TINDAKAN YANG BENAR:
Penting mengajari anak untuk memutuskan pilihannya sendiri. Contoh,
memilih baju yang akan dipakainya setelah mandi, pergi ke mal, atau baju
tidur. Bila orang tua khawatir pilihan anak tidak cocok, maka orang tua
bisa memberikan beberapa alternatif pilihan, "Kakak mau pakai kaos
merah atau blus kembang-kembang kuning ini?"
Tentunya, untuk
hal-hal yang sifatnya berbahaya, orang tua tak bisa memberikan pilihan.
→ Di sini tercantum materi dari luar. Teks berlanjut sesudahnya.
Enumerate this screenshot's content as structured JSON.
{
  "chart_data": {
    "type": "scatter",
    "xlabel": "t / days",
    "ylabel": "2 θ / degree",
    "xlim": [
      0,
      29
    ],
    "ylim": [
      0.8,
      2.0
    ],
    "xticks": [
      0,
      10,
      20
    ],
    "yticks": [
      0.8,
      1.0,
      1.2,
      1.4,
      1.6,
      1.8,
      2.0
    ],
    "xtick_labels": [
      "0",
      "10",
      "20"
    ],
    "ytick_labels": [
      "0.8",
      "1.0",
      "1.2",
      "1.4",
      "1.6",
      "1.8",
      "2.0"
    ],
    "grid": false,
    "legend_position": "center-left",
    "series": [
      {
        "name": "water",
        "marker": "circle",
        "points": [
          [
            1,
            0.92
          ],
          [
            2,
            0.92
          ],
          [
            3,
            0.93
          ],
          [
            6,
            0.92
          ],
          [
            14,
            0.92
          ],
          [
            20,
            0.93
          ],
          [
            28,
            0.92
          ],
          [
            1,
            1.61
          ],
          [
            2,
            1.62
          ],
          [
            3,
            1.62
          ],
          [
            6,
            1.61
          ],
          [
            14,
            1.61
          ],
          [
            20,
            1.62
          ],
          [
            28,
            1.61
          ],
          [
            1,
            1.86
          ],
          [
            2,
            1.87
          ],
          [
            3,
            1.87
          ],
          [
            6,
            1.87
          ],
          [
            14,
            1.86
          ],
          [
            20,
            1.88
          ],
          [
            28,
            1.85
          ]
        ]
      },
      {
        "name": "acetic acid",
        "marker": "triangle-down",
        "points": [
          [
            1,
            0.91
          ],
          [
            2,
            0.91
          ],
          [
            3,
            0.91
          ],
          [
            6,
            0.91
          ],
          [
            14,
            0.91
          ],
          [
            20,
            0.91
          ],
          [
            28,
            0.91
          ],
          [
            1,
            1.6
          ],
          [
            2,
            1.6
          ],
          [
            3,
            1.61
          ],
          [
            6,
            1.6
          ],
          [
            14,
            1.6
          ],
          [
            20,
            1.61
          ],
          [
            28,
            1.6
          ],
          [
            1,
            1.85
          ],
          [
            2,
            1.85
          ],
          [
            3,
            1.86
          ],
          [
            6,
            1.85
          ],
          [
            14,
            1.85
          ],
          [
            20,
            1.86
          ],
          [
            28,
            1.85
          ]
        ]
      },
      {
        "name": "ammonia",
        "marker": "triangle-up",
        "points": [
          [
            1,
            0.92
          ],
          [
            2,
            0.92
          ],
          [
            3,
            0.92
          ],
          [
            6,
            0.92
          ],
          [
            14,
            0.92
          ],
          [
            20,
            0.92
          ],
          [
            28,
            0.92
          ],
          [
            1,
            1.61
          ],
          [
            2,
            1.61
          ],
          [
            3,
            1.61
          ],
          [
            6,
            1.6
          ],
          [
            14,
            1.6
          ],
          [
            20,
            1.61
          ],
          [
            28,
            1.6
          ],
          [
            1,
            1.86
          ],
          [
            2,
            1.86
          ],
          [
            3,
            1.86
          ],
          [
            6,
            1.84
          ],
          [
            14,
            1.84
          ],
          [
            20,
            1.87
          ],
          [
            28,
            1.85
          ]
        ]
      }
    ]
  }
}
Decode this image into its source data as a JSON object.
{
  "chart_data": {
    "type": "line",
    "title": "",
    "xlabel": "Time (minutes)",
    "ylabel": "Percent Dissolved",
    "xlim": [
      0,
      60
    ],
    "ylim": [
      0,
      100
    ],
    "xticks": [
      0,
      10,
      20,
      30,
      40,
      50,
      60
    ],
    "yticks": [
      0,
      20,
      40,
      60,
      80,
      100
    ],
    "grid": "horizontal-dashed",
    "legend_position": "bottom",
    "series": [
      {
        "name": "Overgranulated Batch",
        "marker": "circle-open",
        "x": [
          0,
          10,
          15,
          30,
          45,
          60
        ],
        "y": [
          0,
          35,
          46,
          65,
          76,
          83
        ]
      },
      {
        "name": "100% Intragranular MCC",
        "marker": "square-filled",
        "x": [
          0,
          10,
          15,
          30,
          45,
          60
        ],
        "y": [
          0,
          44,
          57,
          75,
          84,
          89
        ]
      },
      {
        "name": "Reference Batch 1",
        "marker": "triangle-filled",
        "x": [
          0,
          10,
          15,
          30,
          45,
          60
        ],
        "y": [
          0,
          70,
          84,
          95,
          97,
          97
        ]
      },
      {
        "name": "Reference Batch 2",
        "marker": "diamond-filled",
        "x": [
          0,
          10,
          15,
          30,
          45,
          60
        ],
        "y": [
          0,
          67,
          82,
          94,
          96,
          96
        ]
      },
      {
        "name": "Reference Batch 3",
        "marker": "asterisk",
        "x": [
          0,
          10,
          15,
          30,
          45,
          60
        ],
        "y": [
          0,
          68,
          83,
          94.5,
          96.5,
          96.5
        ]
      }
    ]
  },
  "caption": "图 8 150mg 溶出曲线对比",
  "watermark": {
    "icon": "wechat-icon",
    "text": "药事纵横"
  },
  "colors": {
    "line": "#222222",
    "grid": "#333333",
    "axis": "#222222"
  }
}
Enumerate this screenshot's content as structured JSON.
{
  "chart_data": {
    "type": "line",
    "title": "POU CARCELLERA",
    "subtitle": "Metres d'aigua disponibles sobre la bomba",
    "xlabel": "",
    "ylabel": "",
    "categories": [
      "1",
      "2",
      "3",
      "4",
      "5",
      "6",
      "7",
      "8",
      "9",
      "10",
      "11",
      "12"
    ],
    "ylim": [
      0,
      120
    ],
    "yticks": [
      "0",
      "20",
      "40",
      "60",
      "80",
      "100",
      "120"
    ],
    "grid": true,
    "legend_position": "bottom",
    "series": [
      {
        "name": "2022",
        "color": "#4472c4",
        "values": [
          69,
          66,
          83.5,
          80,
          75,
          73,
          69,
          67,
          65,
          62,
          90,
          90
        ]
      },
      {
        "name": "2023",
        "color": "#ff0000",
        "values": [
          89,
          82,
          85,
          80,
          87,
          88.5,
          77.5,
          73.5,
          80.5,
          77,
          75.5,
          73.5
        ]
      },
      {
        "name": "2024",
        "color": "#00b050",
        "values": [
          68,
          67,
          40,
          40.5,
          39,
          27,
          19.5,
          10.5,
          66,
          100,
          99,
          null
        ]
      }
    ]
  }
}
Tetapi anak harus dijelaskan, mengapa ia tak boleh bermain dengan
menggunakan gunting milik orang tua, misal. Kemudian berikan
alternatifnya, yaitu gunting yang dirancang khusus untuk anak. Tetapi
bermainnya dengan didampingi orang tua.
Dengan begitu, anak
terpuaskan. Dia pun tahu, mengapa ada hal-hal yang boleh dan tidak
boleh, terutama yang berkaitan dengan keselamatan. Bila perlu, buatlah
daftar hal-hal yang masih bisa dikompromikan dan yang tidak. Jabarkan
semuanya kepada anak. Dari sini anak bisa melihat, "Meski aku enggak
boleh melakukan A, tetapi aku boleh melakukan B." Anak juga belajar,
tidak semua yang diinginkannya akan dia peroleh.
Memberikan
kesempatan memilih pada anak bukan cuma mengajarkan kemandirian, tetapi
juga membuat anak merasa dihargai karena boleh memilih dan dipercaya
menjalankan pilihannya. Dengan terbiasa diberi pilihan, anak juga akan
belajar bertanggungjawab pada pilihannya. Lambat laun, ia pun mengasah
kemampuannya untuk memutuskan sesuatu dengan lebih baik.